You leave your own comment, pointing out that the route doesn’t reach Oxford — that the directions, however elegant, lead somewhere entirely different.

Silence. No reply from the creator. No acknowledgment from the audience.

And then it dawns on you: most people never actually made the journey. They watched the video, perhaps even started it, but they never tested it in the real world. The apparent “success” of the content is built entirely on engagement, not results.


When Engagement Becomes the Destination

At this point, the penny drops. The purpose of the video was never to get you to Oxford. The purpose was to get you to click.

“Oxford” was chosen because it’s a familiar, desirable destination. “Otford” wouldn’t draw nearly as many viewers. The headline was crafted not for truth but for traction — and in the modern social media economy, traction is the currency.

So the route may be wrong, the instructions misleading, and the promise unfulfilled — but the video performed. And that, in the metrics-driven world of online content, is what really matters.


The Excel Parallel

This phenomenon is not limited to travel guides. It’s visible across countless Excel tutorials, productivity videos, and so-called “modern Excel” masterclasses.

A creator might demonstrate how to build an “inventory system,” a “budget model,” or a “financial dashboard.” The video looks polished. The process appears simple. The end result seems powerful. The likes, comments, and views pile up.

But when someone with real-world responsibility — a finance manager, an FP&A analyst, a project accountant — actually follows the instructions and tries to deploy the technique at enterprise scale, they end up in Otford. The system collapses under volume, users, or version control.

And yet, the illusion of success remains — because the metric of success was never functional delivery. It was audience engagement.


The Social Media Mirage

We’ve built an entire ecosystem where “teaching” often means entertaining the algorithm, not empowering the learner.
The goal is not necessarily to get you where you need to go — but to keep you clicking, watching, and reacting.

From a business point of view, this makes perfect sense.
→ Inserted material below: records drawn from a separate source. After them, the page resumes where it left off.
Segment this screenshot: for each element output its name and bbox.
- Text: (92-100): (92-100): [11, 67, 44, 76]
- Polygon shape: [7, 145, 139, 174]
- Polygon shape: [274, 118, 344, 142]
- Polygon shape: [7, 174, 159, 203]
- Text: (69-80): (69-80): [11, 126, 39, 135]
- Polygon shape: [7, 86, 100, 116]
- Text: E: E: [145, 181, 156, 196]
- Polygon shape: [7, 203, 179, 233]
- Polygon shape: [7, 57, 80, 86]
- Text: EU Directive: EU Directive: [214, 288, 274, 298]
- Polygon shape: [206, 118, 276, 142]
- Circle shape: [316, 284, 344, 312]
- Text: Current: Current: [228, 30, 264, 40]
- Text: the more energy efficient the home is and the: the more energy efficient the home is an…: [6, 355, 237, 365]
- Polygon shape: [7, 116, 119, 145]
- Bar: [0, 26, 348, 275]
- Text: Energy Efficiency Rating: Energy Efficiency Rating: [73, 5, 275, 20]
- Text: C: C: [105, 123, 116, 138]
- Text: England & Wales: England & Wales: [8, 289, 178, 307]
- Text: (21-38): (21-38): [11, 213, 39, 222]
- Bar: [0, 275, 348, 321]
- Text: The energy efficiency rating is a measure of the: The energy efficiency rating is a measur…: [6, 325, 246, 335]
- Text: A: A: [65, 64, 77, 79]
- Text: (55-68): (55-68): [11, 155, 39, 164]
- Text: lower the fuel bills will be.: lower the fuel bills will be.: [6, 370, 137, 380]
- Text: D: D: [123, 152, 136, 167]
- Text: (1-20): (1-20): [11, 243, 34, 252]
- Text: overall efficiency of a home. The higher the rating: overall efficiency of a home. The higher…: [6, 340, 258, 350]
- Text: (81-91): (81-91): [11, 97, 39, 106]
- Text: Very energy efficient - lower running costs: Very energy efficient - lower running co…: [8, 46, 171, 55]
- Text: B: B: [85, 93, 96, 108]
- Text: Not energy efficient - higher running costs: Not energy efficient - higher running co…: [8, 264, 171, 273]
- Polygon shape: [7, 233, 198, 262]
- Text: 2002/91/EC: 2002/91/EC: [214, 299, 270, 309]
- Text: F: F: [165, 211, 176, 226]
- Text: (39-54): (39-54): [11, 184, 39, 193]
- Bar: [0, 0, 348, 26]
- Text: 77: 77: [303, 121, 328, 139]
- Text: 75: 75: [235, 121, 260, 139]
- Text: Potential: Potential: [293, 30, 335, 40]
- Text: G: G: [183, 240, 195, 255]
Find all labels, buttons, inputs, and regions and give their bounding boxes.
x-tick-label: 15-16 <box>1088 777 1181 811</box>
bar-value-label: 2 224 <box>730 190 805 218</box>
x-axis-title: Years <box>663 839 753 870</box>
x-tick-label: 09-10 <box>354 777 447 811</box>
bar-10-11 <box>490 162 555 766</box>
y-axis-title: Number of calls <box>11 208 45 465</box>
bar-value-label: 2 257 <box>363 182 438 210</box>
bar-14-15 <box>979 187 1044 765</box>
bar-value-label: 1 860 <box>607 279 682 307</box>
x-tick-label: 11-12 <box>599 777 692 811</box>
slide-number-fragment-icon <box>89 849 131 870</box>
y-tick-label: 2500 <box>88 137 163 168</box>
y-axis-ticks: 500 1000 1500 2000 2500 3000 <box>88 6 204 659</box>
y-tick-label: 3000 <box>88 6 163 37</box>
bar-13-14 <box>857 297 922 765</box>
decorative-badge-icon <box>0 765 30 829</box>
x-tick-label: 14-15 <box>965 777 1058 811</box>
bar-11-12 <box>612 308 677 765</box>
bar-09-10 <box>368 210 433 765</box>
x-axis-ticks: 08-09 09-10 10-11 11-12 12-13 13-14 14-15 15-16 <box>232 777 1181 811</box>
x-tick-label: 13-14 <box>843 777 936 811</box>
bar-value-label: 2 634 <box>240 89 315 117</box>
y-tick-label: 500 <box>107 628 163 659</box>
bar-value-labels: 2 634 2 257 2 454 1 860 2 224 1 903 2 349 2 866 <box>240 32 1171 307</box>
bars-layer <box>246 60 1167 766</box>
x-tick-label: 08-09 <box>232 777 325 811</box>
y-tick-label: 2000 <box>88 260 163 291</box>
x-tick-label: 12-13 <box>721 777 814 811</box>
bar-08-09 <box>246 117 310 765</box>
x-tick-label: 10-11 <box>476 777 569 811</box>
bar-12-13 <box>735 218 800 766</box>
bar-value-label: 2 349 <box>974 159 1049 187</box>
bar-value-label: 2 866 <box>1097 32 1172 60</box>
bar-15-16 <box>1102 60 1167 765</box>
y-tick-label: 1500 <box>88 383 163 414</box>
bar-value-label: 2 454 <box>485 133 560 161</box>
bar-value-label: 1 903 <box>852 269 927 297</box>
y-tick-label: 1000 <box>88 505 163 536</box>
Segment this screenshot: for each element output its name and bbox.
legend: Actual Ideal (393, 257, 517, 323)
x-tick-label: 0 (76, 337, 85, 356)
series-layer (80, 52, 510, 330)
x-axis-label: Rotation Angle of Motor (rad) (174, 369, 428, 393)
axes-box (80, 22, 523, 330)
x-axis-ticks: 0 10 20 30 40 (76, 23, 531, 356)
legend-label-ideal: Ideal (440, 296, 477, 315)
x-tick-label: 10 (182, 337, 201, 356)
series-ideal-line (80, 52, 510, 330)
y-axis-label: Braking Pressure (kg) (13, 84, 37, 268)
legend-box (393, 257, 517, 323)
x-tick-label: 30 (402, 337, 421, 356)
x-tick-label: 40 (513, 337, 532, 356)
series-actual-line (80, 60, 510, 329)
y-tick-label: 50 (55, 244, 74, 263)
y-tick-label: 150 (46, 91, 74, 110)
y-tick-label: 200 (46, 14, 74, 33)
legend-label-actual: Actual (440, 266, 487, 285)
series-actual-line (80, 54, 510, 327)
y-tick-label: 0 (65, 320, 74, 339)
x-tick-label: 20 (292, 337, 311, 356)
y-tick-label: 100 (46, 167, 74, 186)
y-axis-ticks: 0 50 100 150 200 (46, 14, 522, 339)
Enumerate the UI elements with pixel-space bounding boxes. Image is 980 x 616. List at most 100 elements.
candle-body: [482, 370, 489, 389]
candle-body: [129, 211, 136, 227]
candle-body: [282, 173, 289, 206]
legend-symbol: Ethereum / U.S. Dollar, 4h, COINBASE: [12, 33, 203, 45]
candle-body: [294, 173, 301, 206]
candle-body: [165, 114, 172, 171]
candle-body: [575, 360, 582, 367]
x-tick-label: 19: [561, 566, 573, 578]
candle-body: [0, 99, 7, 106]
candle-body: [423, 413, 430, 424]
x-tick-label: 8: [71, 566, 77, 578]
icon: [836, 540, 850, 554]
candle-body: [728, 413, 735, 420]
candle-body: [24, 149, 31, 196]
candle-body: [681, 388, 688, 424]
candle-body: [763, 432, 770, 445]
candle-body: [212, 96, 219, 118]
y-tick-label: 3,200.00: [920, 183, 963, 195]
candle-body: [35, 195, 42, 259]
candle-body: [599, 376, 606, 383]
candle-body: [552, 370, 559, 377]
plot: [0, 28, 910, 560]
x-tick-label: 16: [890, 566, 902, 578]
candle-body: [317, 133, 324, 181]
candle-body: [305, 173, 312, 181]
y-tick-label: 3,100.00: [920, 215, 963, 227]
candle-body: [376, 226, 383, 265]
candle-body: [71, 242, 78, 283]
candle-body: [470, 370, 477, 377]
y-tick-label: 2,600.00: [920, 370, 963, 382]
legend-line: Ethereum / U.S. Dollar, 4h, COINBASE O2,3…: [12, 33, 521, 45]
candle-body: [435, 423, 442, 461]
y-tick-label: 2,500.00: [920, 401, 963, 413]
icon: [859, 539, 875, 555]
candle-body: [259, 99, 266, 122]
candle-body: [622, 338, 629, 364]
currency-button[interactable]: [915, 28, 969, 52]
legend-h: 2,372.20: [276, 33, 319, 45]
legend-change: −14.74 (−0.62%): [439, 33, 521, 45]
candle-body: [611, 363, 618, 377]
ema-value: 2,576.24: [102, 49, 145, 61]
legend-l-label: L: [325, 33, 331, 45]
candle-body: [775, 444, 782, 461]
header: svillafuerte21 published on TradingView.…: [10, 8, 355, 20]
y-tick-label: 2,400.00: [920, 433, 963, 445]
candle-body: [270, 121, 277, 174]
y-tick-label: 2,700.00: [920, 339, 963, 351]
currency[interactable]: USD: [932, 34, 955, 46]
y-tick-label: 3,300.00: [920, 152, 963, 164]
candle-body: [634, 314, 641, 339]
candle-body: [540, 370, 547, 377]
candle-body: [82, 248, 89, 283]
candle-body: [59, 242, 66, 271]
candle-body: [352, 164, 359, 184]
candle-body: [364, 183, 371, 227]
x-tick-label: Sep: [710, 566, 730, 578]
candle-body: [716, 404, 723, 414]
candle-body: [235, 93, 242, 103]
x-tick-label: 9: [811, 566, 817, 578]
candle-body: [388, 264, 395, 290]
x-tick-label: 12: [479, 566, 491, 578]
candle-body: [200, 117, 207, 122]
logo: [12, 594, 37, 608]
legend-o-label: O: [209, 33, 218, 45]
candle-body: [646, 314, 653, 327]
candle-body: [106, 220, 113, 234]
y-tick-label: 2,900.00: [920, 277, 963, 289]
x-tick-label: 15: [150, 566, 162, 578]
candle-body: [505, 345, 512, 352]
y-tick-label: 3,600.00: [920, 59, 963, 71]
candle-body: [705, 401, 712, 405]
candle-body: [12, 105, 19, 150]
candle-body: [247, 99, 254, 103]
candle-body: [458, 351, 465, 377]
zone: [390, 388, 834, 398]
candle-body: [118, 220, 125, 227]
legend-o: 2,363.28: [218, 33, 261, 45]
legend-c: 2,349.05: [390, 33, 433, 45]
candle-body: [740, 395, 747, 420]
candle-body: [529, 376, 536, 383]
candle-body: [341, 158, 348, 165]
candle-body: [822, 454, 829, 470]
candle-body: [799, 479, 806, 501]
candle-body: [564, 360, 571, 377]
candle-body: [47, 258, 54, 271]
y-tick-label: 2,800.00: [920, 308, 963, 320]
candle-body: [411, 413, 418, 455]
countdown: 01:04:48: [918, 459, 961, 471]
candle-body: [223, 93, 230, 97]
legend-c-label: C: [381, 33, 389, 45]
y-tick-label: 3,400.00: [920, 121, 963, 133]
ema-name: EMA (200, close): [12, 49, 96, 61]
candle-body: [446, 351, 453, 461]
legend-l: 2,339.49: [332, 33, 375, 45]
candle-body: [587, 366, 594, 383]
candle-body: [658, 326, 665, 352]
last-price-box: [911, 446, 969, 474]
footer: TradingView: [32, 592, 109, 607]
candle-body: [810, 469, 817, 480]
Engagement equals visibility; visibility equals sponsorship; sponsorship equals income. But from a learner’s point of view — especially one trying to achieve a specific, professional outcome — it’s a dangerous diversion.

If your goal is to reach Oxford — to build scalable, auditable, enterprise-grade systems that deliver real results — then following the social media satnav might not get you there. You’ll find yourself, instead, pleasantly stranded in Otford, surrounded by others admiring the scenery, unaware that the true destination lies elsewhere.


The Real Journey

The irony is that creating genuinely correct directions is not harder. It simply doesn’t generate as much noise. Accuracy and integrity rarely trend. But for those who truly intend to reach the real destination — whether that’s a robust financial model, a working consolidation engine, or an automated reporting architecture — the difference between Oxford and Otford is the difference between insight and illusion.

So perhaps the real lesson here is this:
If you actually intend to travel, don’t judge the map by how many people have admired it. Judge it by whether anyone has truly arrived.


Final Thought

Social media can show you the road to anywhere — but not necessarily to where you need to go.
Before you set off, ask yourself:

Are you travelling to Oxford — or are you just admiring the view to Otford?